Les concernant, le héros, dès le début, semble perdu dans sa vie. Il ne se rappelle rien avant un certain âge, et fait confiance à sa mère, qui lui raconte une épopée familiale à laquelle il veut croire. Au cours du livre, à mesure qu’il en découvre plus sur sa vie, il va changer plusieurs fois de noms, par obligation ou par choix. Son passé ne lui est pour autant jamais révélé, ce que j’ai trouvé assez décevant ; c’est sans doute pour cette raison que ce n’est pas un vrai coup de cœur. J’ai déjà parlé de la place de l’ours, Magnus, qui devient un personnage à part entière. Le héros est tout d’abord entouré par sa famille, Thea et Clemens Dunkental, Allemands prospères. La première semble aimer tendrement son fils, le protégeant autant qu’elle le peut du monde extérieur, même si cela veut dire lui mentir sur à peu près tout. Le second est très distant, froid, et ne semble rien ressentir pour son fils.
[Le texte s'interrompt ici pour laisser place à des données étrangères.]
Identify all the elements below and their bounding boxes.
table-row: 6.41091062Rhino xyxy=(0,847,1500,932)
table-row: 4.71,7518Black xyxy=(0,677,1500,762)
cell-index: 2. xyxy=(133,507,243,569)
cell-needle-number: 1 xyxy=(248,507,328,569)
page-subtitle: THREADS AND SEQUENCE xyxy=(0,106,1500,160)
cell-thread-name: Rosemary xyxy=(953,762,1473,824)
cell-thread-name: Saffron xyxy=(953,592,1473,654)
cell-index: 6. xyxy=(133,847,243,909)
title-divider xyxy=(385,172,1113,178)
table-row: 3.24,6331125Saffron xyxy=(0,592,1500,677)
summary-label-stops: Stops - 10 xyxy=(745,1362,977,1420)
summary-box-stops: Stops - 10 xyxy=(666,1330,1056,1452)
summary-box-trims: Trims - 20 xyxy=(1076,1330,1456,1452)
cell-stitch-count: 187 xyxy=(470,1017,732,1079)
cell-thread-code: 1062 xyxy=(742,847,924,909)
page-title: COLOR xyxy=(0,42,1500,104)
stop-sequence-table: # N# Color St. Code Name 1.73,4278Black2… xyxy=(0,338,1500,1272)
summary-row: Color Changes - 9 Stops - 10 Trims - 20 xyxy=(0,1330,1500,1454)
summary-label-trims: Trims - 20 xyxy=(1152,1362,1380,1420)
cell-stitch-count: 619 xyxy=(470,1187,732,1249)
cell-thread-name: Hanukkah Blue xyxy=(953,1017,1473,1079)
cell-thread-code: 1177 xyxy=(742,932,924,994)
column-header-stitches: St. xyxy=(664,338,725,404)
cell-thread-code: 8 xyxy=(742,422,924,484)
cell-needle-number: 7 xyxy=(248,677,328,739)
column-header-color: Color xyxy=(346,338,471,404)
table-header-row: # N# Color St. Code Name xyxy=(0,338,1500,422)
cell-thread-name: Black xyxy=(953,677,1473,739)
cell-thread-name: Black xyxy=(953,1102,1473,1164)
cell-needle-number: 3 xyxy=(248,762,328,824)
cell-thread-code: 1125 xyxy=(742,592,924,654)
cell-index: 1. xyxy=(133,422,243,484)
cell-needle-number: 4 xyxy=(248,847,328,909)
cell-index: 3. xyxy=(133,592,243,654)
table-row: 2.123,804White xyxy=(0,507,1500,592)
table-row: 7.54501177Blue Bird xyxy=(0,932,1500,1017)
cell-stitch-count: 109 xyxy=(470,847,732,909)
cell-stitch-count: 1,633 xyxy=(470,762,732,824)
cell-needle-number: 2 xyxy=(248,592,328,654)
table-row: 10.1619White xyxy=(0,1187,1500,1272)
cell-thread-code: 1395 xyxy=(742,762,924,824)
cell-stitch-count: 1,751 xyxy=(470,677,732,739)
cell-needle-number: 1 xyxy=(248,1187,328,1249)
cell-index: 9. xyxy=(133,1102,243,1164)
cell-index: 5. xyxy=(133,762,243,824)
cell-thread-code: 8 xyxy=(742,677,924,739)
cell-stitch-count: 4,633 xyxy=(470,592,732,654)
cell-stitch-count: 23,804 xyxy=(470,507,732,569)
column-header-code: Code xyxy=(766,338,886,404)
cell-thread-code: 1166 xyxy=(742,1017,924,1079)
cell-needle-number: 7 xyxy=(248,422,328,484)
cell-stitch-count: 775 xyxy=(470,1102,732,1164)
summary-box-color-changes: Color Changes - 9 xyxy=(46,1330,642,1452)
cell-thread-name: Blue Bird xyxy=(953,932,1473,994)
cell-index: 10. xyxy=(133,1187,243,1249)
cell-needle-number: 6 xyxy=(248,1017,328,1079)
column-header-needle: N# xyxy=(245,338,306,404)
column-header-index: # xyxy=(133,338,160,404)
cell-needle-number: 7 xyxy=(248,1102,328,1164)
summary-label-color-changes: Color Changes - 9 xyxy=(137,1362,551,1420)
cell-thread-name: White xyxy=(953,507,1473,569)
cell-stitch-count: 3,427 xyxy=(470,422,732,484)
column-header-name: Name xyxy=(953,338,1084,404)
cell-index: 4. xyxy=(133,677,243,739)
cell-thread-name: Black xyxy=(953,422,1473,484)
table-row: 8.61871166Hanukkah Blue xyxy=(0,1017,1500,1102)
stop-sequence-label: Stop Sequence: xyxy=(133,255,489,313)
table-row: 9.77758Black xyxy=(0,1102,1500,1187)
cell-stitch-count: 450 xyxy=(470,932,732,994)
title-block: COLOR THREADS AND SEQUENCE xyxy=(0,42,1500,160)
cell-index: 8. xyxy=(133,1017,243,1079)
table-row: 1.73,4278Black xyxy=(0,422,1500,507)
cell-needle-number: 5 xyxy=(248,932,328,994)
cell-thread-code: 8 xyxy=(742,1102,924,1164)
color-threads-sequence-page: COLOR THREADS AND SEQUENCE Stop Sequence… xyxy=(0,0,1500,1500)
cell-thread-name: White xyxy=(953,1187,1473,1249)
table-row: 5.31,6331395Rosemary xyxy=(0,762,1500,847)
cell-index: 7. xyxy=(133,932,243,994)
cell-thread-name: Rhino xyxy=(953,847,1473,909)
Puis, Franz-Georg fait la connaissance de Lothar, un personnage auquel il est facile de s’attacher : il est bon, lucide et intelligent. Il a vite compris ce qui arrivait en Allemagne dans les années 30 et a tout fait pour s’en protéger avec sa femme et ses filles. La première, Hannelore, n’est pas un personnage très creusé, elle est simplement distante avec le héros ; les secondes, Erika et Else, semblent être des rayons de soleil dans la maison de leurs parents. Il fait ensuite la rencontre de May, une femme adorable, rayonnante, qui emplit la vie de chacun de lumière et de joie – c’est en tout cas, l’effet qu’elle m’a fait !-. Vient également Terence, un peu effacé, mais que pour qui le héros a une affection fraternelle ; Scott, qui devient un ami cher. Le lecteur fait aussi la connaissance de Peggy. J’ai d’abord eu du mal à m’attacher à elle, elle me semblait très froide, indifférente, surtout avec un certain passage qui m’a laissée sans voix ! Mais, peu à peu, à travers les yeux du héros, elle devient un être solaire que l’on apprécie. Enfin, Frère Jean est le dernier personnage rencontré, un être atypique, étrange, que l’on peut prendre pour un fou, mais qui semble avoir atteint une sagesse que les autres hommes ont peine à comprendre. Je l’ai apprécié, et ai trouvé la fin le concernant assez logique et belle.
La fin m’a un peu déçue dans le sens où elle n’apporte pas de réponses aux questions que l’on se pose sur le héros. Un passage nous offre presque un nom, mais nous l’arrache au dernier moment, comme pour nous narguer.
En définitive, un très bon roman choc, que je conseille fortement !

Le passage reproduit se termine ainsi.